Çok güzel bir soru. Artık kadın - erkek diye ayrıştırılmak bile bana çağdışı geliyor. Tam da bu konuyla alakalı bir haberden bahsetmem gerekirse, dünyanın önde gelen film festivallerinden Berlin Film Festivali 2021 itibariyle oyuncu ödüllerinde cinsiyet ayrımını ortadan kaldıracakmış. “En iyi kadın oyuncu” ve “en iyi erkek oyuncu” ödülleri yerine, “oyuncu” performanslarına cinsiyet gözetmeden ödül verileceğini duyurmuş. Aynı durumun müzik sektöründe de geçerli olmaması için hiçbir sebep göremiyorum. Sektörün içinden birisi olarak yaşadığım bir zorluk olmadı ama zorluk yaşayan birkaç müzisyen kadın arkadaşıma denk geldim. Benim fikrim hemcinslerimin, özellikle enstrümanist arkadaşlarımın kendilerine olan özgüvenlerinin olduklarından çok daha yüksek olması gerektiği yönünde. Bunun da çok çalışma, disiplin ve istikrar ile sağlanacağını zaten çok iyi biliyoruz. Dolayısıyla sektördeki konumumuzu bir yandan sayı olarak çoğaltmış olup bir yandan da insanların bilinçaltındaki önyargılarının silinmesine sebebiyet göstermiş olacağız. Yine dünyaca ünlü starlara baktığımızda hemen hemen çoğunda kadın müzisyenlere yer verdiklerini görüyoruz. Michael Jackson, Prince, Stevie Wonder, Madonna, Beyonce gibi. Konuşmamın en başına da dönersek, Berlin’deki bu kararı sonuna kadar destekliyor, son cümlemi de “Erkek ve kadın yok müzisyen var” diyerek bitiriyorum.

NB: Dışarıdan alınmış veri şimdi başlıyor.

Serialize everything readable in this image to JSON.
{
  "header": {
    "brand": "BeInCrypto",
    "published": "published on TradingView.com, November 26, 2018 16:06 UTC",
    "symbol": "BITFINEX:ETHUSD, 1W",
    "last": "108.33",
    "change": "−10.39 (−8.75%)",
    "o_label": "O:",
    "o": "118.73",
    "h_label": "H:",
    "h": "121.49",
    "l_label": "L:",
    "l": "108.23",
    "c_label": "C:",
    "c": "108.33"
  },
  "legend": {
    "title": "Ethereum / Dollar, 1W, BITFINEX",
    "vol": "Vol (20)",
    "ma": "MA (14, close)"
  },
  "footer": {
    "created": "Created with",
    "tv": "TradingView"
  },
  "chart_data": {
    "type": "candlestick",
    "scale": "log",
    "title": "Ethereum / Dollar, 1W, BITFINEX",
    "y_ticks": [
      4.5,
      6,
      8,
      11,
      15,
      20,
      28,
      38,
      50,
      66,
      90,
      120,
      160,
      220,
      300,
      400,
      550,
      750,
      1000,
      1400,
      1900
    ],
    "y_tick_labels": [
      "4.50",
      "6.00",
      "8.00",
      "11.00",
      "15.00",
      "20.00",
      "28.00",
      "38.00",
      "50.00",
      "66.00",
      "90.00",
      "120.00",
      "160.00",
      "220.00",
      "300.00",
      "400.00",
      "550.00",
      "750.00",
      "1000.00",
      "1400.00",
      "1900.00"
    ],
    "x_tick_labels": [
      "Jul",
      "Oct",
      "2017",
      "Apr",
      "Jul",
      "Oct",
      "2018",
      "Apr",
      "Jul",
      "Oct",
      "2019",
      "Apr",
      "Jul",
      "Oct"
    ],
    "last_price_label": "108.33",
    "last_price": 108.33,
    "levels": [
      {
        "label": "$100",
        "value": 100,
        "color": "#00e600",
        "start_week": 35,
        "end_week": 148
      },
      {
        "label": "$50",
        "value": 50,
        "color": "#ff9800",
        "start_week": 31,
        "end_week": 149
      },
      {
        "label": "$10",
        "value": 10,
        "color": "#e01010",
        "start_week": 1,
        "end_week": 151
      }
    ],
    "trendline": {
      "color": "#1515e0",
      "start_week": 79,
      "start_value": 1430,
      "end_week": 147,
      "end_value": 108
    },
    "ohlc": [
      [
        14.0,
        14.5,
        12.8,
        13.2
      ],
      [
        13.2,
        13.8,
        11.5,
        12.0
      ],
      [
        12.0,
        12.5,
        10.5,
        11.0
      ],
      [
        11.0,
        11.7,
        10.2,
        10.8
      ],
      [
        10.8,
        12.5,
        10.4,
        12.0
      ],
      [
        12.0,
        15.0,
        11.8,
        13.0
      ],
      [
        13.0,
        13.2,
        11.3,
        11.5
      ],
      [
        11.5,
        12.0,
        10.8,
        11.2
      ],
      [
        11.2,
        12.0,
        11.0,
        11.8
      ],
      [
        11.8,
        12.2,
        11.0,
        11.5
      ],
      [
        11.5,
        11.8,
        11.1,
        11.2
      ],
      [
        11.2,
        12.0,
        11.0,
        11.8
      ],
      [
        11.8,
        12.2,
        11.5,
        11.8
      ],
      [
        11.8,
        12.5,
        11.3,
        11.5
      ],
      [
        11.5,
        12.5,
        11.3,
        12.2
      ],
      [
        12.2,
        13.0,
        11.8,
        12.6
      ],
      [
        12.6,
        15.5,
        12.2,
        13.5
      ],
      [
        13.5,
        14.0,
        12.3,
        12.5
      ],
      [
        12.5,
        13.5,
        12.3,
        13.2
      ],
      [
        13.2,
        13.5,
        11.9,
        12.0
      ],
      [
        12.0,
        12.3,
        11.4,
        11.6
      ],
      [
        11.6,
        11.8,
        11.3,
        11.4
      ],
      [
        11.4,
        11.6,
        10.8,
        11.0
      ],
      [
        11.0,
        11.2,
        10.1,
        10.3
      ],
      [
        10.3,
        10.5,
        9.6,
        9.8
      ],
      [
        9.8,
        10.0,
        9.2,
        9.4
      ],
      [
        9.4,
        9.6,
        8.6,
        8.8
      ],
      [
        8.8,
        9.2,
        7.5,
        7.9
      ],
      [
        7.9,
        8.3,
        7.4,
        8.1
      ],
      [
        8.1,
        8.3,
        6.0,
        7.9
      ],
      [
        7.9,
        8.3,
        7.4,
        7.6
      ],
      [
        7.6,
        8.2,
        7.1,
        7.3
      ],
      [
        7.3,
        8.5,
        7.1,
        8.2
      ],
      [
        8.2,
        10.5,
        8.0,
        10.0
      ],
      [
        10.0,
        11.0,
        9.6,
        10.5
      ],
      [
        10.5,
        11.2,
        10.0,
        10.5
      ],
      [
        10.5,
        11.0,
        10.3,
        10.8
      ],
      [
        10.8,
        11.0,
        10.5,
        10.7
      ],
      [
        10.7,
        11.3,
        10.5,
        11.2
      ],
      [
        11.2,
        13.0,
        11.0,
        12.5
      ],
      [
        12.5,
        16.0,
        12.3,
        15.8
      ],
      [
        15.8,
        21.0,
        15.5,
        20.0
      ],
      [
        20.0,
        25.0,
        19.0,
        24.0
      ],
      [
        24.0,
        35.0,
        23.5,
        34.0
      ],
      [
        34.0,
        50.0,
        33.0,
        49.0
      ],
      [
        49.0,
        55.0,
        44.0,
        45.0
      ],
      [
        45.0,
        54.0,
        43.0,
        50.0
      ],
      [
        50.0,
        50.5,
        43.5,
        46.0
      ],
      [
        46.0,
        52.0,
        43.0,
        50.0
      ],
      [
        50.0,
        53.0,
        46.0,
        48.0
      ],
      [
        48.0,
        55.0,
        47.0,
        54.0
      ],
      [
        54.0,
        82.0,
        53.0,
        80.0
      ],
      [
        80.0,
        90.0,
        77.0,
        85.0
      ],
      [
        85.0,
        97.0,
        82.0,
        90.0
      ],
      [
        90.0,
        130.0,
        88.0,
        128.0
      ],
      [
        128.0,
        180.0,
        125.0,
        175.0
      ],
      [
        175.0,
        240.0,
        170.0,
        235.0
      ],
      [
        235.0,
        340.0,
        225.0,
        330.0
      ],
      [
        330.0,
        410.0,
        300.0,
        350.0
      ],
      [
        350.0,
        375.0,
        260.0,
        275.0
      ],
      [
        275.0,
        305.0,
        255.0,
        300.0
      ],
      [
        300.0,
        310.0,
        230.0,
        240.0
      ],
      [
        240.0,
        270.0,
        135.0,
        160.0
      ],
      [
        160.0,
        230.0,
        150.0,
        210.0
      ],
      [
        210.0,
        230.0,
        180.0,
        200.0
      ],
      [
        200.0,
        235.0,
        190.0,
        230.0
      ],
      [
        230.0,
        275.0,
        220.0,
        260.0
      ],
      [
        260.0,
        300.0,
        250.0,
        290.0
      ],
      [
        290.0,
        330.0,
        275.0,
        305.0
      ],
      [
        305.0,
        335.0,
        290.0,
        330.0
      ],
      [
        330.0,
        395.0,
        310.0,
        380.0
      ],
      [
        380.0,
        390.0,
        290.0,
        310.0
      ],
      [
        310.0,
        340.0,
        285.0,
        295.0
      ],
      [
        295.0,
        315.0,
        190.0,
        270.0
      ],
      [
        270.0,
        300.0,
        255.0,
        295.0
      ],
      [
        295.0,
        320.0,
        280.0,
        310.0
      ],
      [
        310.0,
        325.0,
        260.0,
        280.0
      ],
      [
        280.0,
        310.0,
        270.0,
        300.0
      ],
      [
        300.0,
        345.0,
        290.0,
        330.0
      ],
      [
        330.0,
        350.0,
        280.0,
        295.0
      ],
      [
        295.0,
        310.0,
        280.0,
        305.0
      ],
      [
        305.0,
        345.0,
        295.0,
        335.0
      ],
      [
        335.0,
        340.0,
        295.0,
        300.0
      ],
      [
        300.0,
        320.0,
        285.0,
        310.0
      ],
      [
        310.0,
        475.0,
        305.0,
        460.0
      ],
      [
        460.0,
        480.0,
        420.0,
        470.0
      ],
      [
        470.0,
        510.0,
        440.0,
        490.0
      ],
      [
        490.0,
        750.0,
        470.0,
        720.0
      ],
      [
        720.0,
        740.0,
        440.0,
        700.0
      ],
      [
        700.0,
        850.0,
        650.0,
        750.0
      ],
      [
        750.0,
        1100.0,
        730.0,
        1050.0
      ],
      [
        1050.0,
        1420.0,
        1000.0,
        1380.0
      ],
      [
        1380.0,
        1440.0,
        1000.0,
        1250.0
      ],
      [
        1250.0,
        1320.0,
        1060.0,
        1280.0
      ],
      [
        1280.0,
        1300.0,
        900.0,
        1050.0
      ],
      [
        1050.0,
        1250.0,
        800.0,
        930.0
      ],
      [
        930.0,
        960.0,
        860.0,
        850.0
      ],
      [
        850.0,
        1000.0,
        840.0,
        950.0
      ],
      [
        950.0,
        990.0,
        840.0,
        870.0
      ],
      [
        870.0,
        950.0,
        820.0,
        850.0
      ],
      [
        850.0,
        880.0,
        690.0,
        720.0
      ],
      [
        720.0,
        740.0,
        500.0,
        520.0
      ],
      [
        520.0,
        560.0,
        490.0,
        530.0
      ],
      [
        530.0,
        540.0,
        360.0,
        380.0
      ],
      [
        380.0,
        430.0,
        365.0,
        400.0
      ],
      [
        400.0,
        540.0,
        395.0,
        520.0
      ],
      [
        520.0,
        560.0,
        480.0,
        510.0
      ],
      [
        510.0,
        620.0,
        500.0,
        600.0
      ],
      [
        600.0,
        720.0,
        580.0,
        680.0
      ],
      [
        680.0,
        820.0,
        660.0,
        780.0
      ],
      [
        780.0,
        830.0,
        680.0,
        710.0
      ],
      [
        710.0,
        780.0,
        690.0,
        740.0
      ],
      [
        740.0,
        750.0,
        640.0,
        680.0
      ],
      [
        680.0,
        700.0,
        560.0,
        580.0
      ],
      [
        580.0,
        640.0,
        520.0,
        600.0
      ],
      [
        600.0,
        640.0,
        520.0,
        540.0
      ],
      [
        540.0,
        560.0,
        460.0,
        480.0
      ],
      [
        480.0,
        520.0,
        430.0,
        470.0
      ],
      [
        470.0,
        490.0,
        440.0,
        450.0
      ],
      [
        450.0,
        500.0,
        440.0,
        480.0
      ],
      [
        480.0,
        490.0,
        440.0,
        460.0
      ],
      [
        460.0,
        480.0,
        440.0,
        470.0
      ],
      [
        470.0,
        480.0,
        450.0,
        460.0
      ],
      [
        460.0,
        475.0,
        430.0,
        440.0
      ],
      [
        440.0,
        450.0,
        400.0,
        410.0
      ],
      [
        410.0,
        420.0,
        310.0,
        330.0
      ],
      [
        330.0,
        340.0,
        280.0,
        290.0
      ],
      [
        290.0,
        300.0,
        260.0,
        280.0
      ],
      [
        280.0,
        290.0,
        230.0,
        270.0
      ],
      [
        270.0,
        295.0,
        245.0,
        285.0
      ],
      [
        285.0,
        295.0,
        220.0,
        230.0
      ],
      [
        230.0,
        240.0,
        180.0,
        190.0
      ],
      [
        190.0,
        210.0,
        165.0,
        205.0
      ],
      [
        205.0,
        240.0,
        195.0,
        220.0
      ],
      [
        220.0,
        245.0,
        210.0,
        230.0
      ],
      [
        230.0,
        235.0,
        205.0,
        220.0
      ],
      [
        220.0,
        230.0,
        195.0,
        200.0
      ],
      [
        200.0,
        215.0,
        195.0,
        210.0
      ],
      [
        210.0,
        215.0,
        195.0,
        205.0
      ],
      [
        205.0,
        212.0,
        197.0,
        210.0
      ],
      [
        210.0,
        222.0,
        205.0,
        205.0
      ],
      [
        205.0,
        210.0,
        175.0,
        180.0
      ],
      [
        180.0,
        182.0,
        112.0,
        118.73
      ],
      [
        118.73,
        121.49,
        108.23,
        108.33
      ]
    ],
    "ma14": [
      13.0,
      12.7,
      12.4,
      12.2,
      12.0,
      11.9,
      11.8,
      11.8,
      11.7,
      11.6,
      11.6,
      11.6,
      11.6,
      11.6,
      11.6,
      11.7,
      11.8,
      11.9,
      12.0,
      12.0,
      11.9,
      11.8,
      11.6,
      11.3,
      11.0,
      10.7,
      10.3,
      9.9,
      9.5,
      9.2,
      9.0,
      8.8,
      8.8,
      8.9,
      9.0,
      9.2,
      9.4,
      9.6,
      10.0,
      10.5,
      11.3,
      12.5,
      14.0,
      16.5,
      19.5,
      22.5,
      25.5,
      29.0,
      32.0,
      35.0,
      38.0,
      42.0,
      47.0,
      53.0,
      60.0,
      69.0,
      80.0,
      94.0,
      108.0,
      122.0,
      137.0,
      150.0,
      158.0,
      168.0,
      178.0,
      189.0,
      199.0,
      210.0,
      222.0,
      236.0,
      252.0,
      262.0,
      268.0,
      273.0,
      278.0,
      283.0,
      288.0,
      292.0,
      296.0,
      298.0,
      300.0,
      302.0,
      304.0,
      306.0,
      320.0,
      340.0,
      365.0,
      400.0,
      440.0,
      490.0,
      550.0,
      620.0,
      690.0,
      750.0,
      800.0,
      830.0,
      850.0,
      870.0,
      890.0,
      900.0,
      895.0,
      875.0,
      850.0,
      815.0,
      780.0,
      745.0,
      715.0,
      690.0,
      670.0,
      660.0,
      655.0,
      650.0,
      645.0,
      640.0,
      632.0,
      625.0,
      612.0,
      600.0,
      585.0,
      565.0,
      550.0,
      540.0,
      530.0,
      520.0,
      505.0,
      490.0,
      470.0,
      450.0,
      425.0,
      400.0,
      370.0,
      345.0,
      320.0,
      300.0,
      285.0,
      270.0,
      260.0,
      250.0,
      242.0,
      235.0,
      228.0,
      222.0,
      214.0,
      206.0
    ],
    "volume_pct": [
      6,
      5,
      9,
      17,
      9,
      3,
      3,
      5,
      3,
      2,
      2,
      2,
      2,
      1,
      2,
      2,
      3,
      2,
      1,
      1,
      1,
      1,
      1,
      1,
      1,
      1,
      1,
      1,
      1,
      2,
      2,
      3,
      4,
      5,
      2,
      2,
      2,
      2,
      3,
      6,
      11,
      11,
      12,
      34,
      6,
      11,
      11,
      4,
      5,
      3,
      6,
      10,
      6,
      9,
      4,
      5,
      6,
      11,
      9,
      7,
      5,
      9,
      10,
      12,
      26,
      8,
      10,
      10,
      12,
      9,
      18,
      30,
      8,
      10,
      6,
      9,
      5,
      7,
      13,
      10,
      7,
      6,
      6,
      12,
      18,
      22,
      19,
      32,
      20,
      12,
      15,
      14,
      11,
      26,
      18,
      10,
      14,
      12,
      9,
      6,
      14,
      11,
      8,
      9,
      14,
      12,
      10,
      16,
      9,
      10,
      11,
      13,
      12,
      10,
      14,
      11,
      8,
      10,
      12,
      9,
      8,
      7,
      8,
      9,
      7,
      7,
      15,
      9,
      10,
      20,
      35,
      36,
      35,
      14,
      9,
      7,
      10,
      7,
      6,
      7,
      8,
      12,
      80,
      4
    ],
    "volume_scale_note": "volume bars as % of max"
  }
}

► Bugünlerde yürürlüğe girmesi için tüm dünyadan desteğin yağdığı İstanbul Sözleşmesi'ne dair ne düşünüyorsun?
Sadece bizim değil, tüm dünyanın benzer sorunlardan muzdarip olduğu önemli bir konu bu. Özellikle bir Ortadoğu insanı olarak sözleşmeyi sonuna kadar desteklememin yanı sıra; öncelikli bilinç olarak sözleşmedeki maddelerin, iç hukukumuzda kullanılabilir hale gelmesinden yanayım. Örneğin “Burada sigara içmek yasaktır” yazan bir yerde sigara içildiğinde esnetilir kurallar yerine, tabelada yazan cezanın birebir uygulanması gerektiğini ya da parkta dolaşan bir hayvana eziyet eden birisini gördüğümüzde, tek başına yürüyen bir kıza, erkeğe, çocuğa, engelliye, büyüğümüze laf atıldığını gördüğümüzde o bölgeden sorumlu bekçilerin anında olaya müdahale edip trafik cezası gibi yıpratıcı para cezaları hatta hapis cezalarına kadar ciddi kuralların uygulandığı bir hukuk devleti olmaktan bahsediyorum. Her birimizin Avrupa’nın herhangi bir şehrine gittiğimizde hayran olmanın yanısıra “insan” gibi hissettiğimiz nadir duygular yaşadığımıza eminim. Bunun en başlıca sebebi de belirledikleri kurallara harfiyen uymalarından kaynaklı olduğunu düşünüyorum.